Personal information
- Born: Giovanni Leonardo di Bona 1533 Cutro, Calabria, Kingdom of Naples
- Died: August 2, 1578 (aged c. 45) Taranto, Kingdom of Naples

Chess career
- Country: Kingdom of Naples

= Giovanni Leonardo Di Bona =

Italian chess master

Giovanni Leonardo di Bona or Giovanni Leonardo da Cutro (both given names can also be seen in the reversed order Leonardo Giovanni), known as Il Puttino (Small Child) (1533–1578), was an early Italian chess master.

Giovanni Leonardo was born in Cutro, Calabria. He studied law in Rome. In 1560, he lost a match to Ruy López in Rome. In the years 1566–1572, he traveled and played chess in Rome, Genoa, Marseille, and Barcelona. He had played many times against Paolo Boi in Italy, and they were regarded as being equal in strength.

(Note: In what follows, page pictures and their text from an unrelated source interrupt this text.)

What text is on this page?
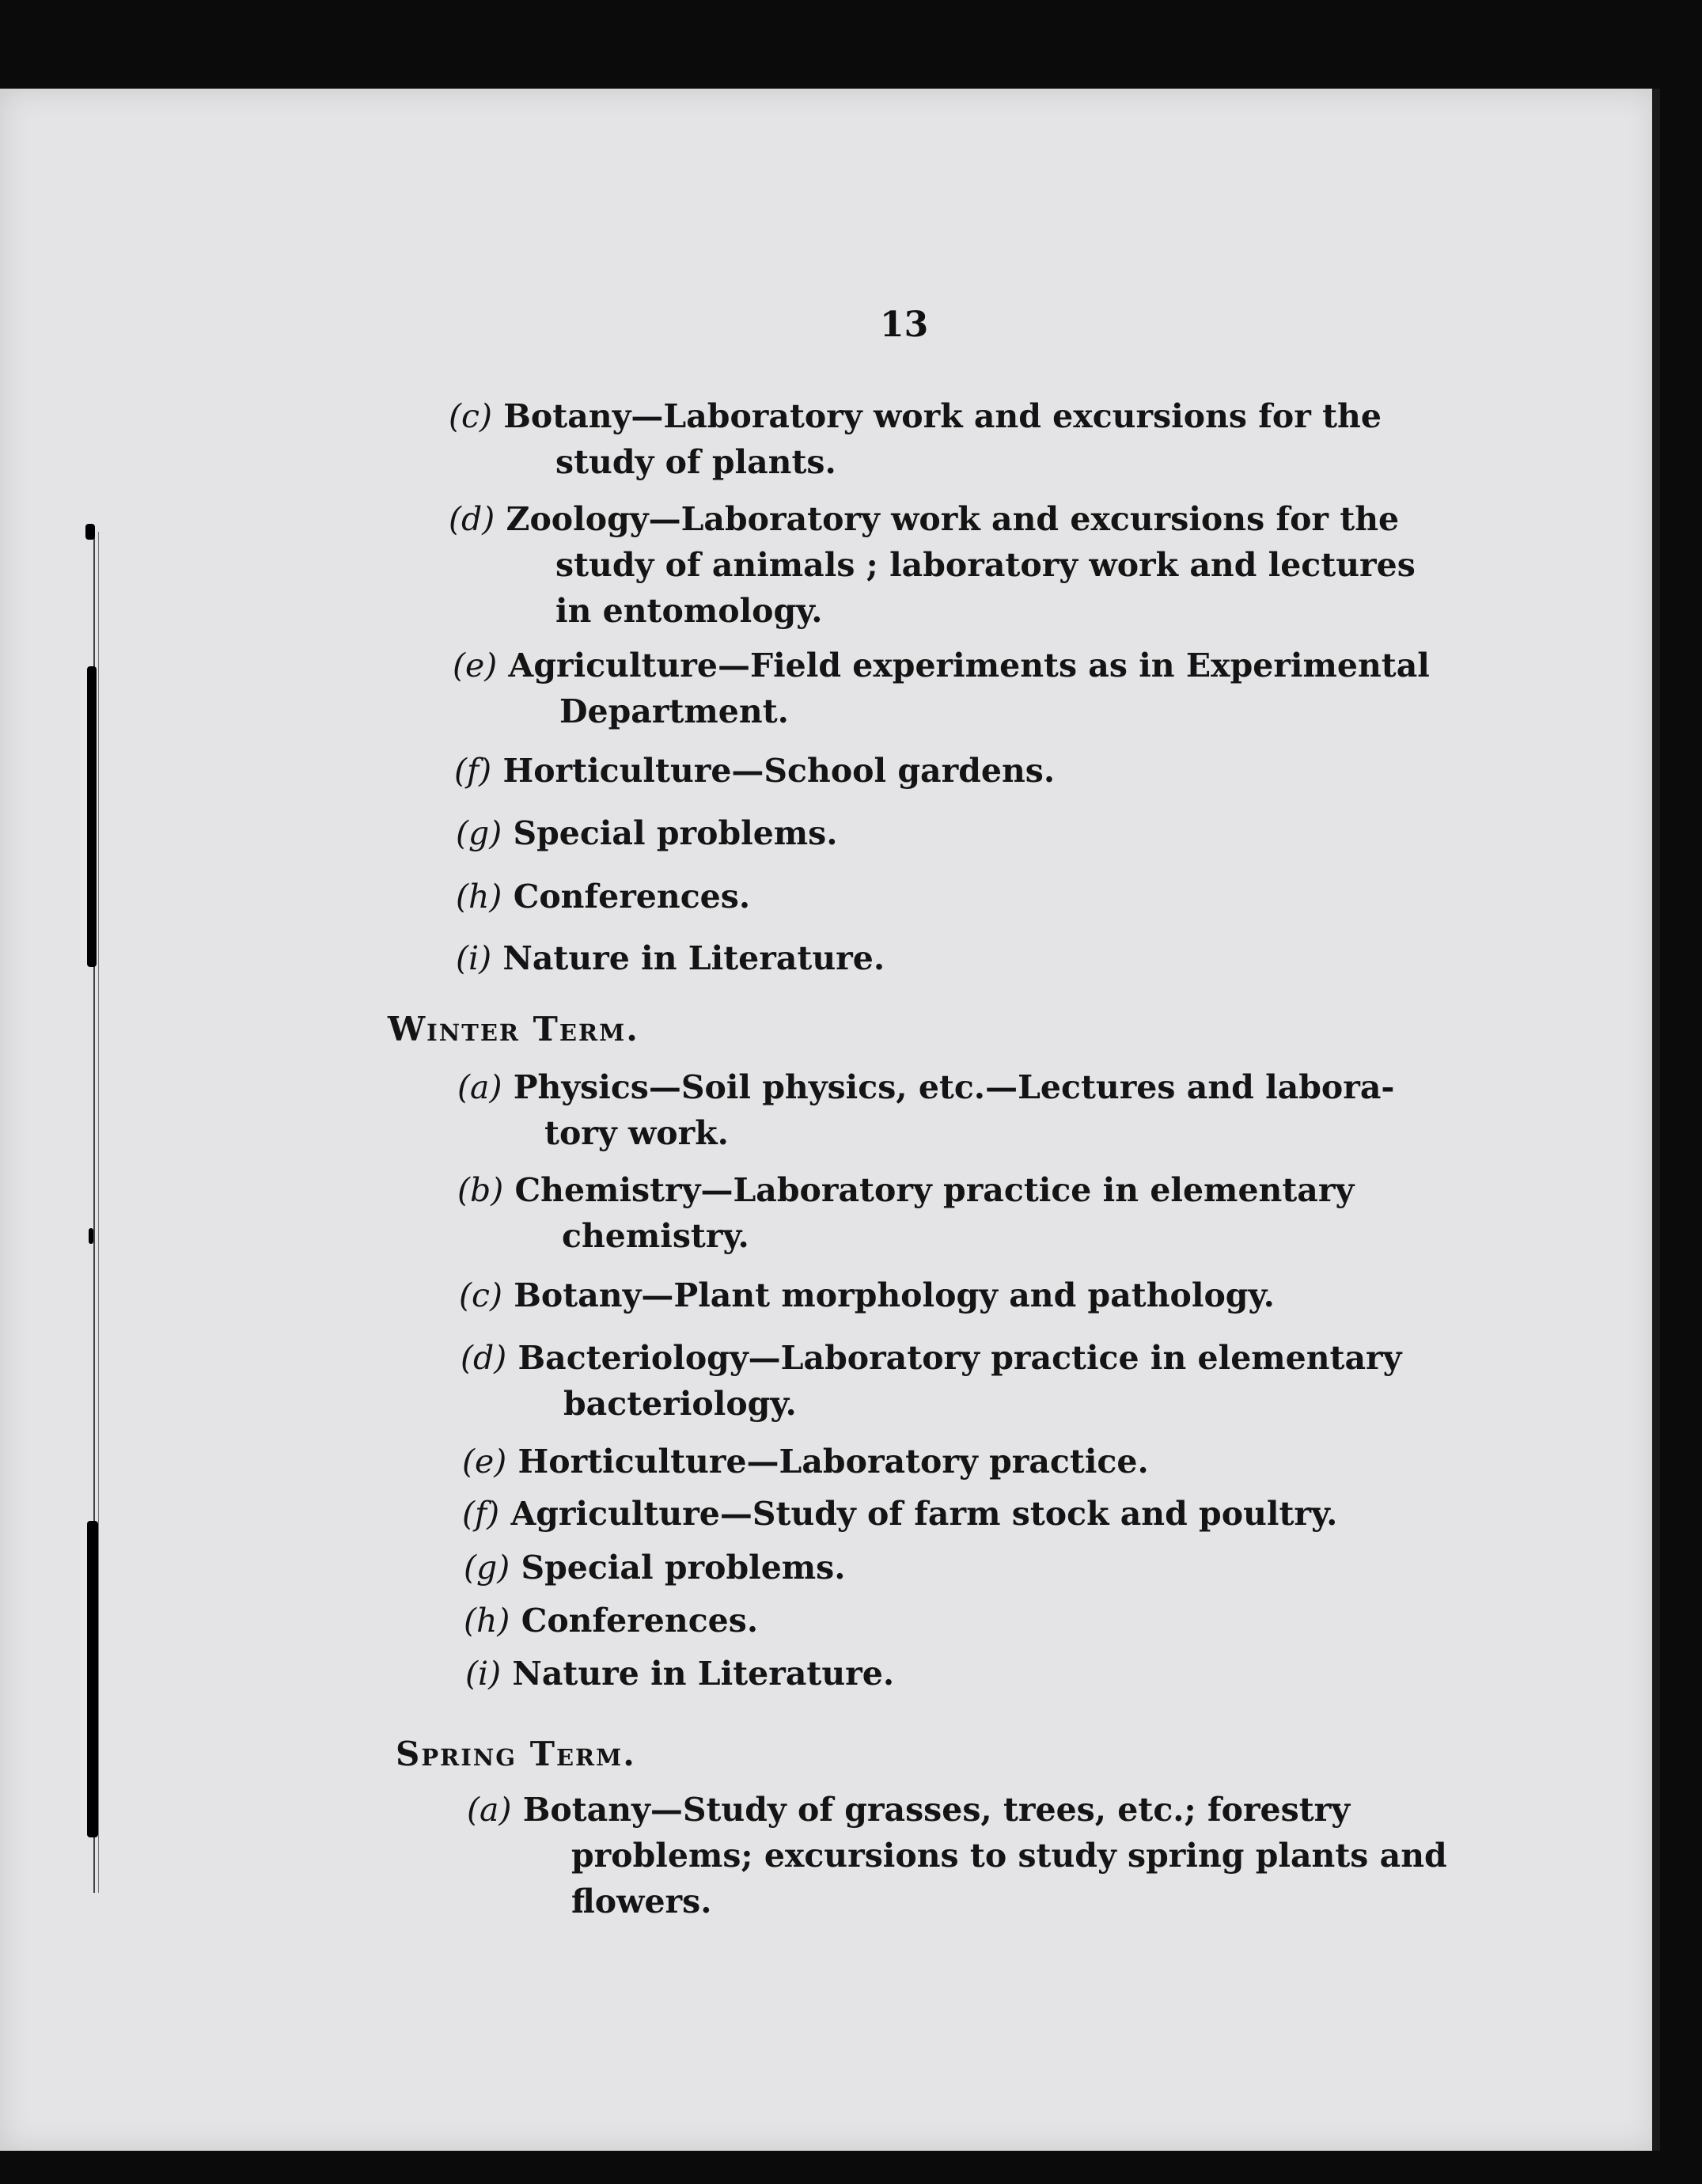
13
(c) Botany—Laboratory work and excursions for the
study of plants.
(d) Zoology—Laboratory work and excursions for the
study of animals ; laboratory work and lectures
in entomology.
(e) Agriculture—Field experiments as in Experimental
Department.
(f) Horticulture—School gardens.
(g) Special problems.
(h) Conferences.
(i) Nature in Literature.
Winter Term.
(a) Physics—Soil physics, etc.—Lectures and labora-
tory work.
(b) Chemistry—Laboratory practice in elementary
chemistry.
(c) Botany—Plant morphology and pathology.
(d) Bacteriology—Laboratory practice in elementary
bacteriology.
(e) Horticulture—Laboratory practice.
(f) Agriculture—Study of farm stock and poultry.
(g) Special problems.
(h) Conferences.
(i) Nature in Literature.
Spring Term.
(a) Botany—Study of grasses, trees, etc.; forestry
problems; excursions to study spring plants and
flowers.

Traveling with another strong player of his time, Giulio Cesare Polerio, Leonardo won the first known international master tournament in Madrid in 1575, becoming the strongest chess master of the time. After their success at the Court of Spain, Leonardo and Boi both travelled, albeit separately, to Lisbon, where they tested their skill against Il Moro, the eminent chess champion of King Don Sebastian, of Portugal. Again, they both succeeded—first Leonardo, soon followed by Boi—in defeating Il Moro.

After defeating López in Spain, he asked for his town Cutro to be forgiven of taxes and called Cutro the "City of Chess," where every year, this event is remembered on a traditional day in August.

And again, the King was generous with his rewards. After this triumph, Leonardo, having been called the wandering knight (Il Cavaliere errante) by King Don Sebastian, left Portugal to return to Italy and settle in Naples, where he became the chess master for the Prince of Bisignano.

Although only a small number of his games have reached us, we are certain that he did not play chess like his peers, who were all aggressive attackers. Instead, he was a slow, positional player who consistently favored sound tactics over spectacular combinations.